Cernobbio boccia le opposizioni: l’83% dei manager le respinge, il 68,3% promuove il governo Meloni

Cernobbio boccia le opposizioni: l'83% dei manager le respinge, il 68,3% promuove il governo Meloni
Cernobbio boccia le opposizioni: l'83% dei manager le respinge, il 68,3% promuove il governo Meloni

Il verdetto della platea: Meloni promossa, opposizioni all’angolo

La chiusura del Forum Ambrosetti di Cernobbio certifica una frattura netta tra le critiche dei partiti di minoranza e il giudizio del mondo produttivo. Mentre i leader dell’opposizione attaccano l’esecutivo citando il calo del potere d’acquisto e l’aumento delle bollette, il verdetto degli oltre 200 manager e imprenditori presenti a Villa d’Este premia l’esecutivo in carica.

Il sondaggio elettronico condotto da TEHA Group evidenzia che il 68,3% della platea assegna al governo un voto compreso tra 6 e 9. La valutazione più frequente è il 7, scelto dal 33,3% del campione.

Il quadro si ribalta completamente per i partiti di minoranza. L’83% degli intervistati riserva all’opposizione una bocciatura netta, posizionando il giudizio tra 1 e 4, un dato in crescita di dieci punti percentuali rispetto alle rilevazioni del 2025. Solo il 6,8% esprime un parere favorevole.

La linea di Schlein: addio all’unanimità Ue e 14 miliardi per l’energia

Davanti a una sala che comprende figure come Enrico Letta e Paolo Gentiloni, Elly Schlein sceglie di incentrare la propria replica sul ruolo dell’Unione europea. La segretaria del Partito Democratico invoca una riforma radicale della governance comunitaria per evitare la paralisi politica.

«Non si riesce a governare neanche un condominio con l’unanimità, figurarsi una comunità che tiene insieme 27 Stati membri diversi», ha spiegato Schlein, indicando la necessità di procedere tramite cooperazioni rafforzate e piani di investimento congiunti.

Sul fronte interno, la proposta economica dem si articola su tre pilastri: accelerazione sulla decarbonizzazione per ridurre i costi energetici impiegando 14 miliardi di flessibilità, rilancio degli investimenti strutturali e interventi sul lavoro incentrati su salario minimo e lotta alla precarietà.

Difesa comune e primarie: la posizione di Renzi

Matteo Renzi punta invece il dito sulle risorse destinate agli apparati militari, rimarcando che ogni stanziamento aggiuntivo debba avere una chiara dimensione europea. Il leader di Italia Viva collega il comparto a quello della ricerca industriale e delle tecnologie a doppio uso civile e militare.

Sul piano elettorale, Renzi detta i tempi per la costruzione di uno schieramento riformista: elezioni da fissare nel mese di maggio per evitare il voto estivo, con una leadership da selezionare attraverso lo strumento delle primarie di coalizione.

Conte contro il riarmo, Bonelli scommette sul programma

Intervenuto in videocollegamento, Giuseppe Conte contesta l’idea che la stabilità dell’esecutivo sia un fattore positivo in presenza di indicatori macroeconomici deboli, segnalando l’impoverimento della classe media e la stagnazione della produttività.

Il presidente del Movimento 5 Stelle concentra l’attacco sugli impegni di spesa concordati dall’Italia in sede Nato, bollandoli come insostenibili per il bilancio statale. Per Conte, la linea comune dell’opposizione deve opporsi a un’escalation militare che drena risorse e favorire percorsi di mediazione diplomatica sul fronte ucraino.

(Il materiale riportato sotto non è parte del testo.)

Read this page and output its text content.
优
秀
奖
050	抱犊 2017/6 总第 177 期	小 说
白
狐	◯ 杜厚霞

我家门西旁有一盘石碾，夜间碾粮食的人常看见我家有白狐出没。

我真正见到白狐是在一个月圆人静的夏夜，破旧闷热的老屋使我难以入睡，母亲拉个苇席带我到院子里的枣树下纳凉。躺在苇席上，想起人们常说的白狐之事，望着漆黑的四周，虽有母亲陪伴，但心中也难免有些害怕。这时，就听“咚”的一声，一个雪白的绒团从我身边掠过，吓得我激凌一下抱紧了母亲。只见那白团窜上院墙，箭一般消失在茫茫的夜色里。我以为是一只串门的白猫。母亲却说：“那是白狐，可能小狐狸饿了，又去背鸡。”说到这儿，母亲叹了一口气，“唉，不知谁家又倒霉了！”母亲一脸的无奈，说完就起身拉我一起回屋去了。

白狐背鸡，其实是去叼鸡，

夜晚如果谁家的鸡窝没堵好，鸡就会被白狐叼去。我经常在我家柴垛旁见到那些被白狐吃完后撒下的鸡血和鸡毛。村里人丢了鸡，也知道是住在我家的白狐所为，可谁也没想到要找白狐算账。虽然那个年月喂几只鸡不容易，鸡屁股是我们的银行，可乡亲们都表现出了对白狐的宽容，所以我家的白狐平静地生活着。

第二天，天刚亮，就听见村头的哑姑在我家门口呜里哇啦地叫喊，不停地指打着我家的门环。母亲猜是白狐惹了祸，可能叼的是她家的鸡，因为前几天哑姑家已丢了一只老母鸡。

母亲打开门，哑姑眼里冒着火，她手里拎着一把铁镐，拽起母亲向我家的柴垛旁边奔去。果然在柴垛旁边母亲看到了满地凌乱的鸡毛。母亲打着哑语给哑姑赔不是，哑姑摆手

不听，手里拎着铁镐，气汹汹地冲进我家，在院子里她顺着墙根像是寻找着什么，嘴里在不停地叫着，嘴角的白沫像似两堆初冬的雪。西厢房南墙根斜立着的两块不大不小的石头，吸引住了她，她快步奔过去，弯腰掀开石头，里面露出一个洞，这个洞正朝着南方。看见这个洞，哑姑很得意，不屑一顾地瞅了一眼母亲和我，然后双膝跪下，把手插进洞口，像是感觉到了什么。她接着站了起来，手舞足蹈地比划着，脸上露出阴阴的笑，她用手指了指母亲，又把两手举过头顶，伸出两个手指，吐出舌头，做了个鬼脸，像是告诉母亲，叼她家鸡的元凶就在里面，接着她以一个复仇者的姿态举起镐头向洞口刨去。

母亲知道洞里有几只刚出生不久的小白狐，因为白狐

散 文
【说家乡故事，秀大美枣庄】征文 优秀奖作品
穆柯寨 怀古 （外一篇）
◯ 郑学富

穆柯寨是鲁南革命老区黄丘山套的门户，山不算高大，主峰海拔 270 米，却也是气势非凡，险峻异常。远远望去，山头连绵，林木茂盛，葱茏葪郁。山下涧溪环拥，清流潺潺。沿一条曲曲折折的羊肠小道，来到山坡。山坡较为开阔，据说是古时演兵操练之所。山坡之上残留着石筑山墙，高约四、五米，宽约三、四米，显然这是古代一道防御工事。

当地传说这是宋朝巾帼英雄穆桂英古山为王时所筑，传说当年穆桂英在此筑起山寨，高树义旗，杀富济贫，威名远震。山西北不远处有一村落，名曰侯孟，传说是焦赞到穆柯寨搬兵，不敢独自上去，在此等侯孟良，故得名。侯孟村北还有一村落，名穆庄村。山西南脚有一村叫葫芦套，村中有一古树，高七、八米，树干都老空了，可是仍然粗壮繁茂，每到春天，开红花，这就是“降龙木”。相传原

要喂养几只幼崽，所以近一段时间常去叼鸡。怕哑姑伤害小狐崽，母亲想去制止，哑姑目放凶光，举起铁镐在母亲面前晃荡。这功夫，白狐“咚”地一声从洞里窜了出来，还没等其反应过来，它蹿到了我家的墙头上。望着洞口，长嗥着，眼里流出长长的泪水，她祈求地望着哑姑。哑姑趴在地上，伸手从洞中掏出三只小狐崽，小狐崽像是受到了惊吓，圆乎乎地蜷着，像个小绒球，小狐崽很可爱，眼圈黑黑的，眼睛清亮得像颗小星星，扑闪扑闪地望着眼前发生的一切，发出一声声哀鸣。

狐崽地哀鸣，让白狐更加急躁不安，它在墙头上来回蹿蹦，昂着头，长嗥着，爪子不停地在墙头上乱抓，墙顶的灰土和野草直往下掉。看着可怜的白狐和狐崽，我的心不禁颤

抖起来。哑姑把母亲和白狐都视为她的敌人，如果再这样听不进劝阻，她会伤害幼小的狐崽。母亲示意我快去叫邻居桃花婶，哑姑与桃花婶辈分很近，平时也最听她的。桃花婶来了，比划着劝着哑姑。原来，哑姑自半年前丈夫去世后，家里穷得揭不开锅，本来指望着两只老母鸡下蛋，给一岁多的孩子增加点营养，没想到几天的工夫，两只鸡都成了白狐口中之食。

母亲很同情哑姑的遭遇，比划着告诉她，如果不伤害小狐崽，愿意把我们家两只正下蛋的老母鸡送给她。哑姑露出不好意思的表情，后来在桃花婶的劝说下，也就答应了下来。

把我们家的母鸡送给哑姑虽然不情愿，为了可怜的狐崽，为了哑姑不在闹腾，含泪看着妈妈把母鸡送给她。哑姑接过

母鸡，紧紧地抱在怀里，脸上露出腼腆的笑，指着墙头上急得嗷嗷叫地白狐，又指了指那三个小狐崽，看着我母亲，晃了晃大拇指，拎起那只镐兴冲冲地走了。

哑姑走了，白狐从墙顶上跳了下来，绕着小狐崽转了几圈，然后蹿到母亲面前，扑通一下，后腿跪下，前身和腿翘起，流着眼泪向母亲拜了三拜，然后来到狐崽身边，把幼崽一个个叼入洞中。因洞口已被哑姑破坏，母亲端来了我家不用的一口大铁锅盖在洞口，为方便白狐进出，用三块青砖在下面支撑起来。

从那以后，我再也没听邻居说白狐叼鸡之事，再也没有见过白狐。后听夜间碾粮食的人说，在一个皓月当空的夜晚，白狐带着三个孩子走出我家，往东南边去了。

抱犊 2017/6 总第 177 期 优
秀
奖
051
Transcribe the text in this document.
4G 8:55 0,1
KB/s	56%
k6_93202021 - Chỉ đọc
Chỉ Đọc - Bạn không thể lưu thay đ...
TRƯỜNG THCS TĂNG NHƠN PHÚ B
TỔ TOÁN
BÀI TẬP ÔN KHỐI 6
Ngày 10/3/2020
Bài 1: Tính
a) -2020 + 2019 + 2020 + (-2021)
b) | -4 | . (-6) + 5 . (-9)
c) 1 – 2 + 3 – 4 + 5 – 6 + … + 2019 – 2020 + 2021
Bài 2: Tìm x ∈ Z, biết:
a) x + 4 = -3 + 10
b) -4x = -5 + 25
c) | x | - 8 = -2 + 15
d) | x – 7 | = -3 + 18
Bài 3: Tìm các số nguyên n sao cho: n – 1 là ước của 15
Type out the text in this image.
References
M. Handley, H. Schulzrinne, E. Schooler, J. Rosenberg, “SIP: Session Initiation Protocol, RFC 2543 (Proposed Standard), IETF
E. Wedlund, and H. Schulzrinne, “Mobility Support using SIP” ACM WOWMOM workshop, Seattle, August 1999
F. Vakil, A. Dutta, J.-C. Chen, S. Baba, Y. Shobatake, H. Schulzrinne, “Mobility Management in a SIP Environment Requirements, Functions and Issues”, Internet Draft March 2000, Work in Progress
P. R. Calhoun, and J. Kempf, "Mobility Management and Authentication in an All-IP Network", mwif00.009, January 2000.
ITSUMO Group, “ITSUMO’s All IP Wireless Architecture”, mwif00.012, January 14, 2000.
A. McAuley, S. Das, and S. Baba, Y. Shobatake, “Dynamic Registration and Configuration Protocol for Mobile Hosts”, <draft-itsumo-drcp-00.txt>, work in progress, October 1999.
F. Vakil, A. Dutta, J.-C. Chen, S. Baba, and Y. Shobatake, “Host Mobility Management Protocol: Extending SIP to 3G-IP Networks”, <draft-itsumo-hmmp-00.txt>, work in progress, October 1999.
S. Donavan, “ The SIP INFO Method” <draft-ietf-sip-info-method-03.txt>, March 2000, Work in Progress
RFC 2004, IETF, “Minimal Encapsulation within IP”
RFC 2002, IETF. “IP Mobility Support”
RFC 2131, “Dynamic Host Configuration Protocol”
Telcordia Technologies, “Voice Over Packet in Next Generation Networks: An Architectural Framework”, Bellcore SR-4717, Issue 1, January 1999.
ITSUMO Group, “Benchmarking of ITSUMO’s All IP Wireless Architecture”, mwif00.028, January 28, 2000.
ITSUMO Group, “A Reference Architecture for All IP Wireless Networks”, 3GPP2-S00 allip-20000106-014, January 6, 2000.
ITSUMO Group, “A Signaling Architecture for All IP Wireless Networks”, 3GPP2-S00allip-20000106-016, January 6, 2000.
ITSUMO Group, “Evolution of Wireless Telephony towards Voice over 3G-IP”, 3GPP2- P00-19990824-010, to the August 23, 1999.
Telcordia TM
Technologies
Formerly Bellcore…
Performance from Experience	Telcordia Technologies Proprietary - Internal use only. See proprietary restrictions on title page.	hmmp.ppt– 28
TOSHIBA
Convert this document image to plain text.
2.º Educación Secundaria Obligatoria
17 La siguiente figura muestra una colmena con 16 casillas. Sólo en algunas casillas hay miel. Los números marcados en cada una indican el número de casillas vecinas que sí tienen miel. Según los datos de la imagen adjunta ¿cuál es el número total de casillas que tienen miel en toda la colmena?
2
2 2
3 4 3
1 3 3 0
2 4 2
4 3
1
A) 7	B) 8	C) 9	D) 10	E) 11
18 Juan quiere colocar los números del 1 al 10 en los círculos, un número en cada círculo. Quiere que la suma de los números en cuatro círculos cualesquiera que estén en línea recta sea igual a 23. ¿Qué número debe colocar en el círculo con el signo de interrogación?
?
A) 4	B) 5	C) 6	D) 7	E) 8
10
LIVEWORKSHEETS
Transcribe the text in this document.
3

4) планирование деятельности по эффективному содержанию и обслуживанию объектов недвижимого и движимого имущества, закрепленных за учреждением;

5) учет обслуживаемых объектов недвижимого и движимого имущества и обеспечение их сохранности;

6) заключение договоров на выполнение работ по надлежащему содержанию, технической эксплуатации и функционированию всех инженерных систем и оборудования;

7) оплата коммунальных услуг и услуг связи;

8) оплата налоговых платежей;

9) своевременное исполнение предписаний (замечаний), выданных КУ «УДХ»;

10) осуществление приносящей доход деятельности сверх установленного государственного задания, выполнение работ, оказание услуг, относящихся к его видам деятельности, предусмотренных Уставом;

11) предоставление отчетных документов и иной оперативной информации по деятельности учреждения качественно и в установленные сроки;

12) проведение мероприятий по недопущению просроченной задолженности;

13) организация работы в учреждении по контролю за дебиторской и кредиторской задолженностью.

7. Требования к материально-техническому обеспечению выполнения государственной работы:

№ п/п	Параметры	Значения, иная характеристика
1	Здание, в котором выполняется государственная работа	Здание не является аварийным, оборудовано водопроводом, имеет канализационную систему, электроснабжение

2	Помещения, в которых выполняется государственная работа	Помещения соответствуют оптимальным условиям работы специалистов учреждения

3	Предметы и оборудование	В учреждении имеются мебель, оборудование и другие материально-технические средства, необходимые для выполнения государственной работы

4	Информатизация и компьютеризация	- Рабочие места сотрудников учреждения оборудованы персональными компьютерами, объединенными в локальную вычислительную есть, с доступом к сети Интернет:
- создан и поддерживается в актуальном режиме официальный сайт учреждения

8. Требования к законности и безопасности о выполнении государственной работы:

A chiudere gli interventi per il fronte progressista è Angelo Bonelli, che rivendica la distanza politica dalle posizioni espresse da Roberto Vannacci nei giorni precedenti del Forum. Il co-leader di Avs rinvia il nodo del candidato premier a una fase successiva alla stesura della piattaforma programmatica, ribadendo l’obiettivo di costruire una maggioranza vincente alle urne.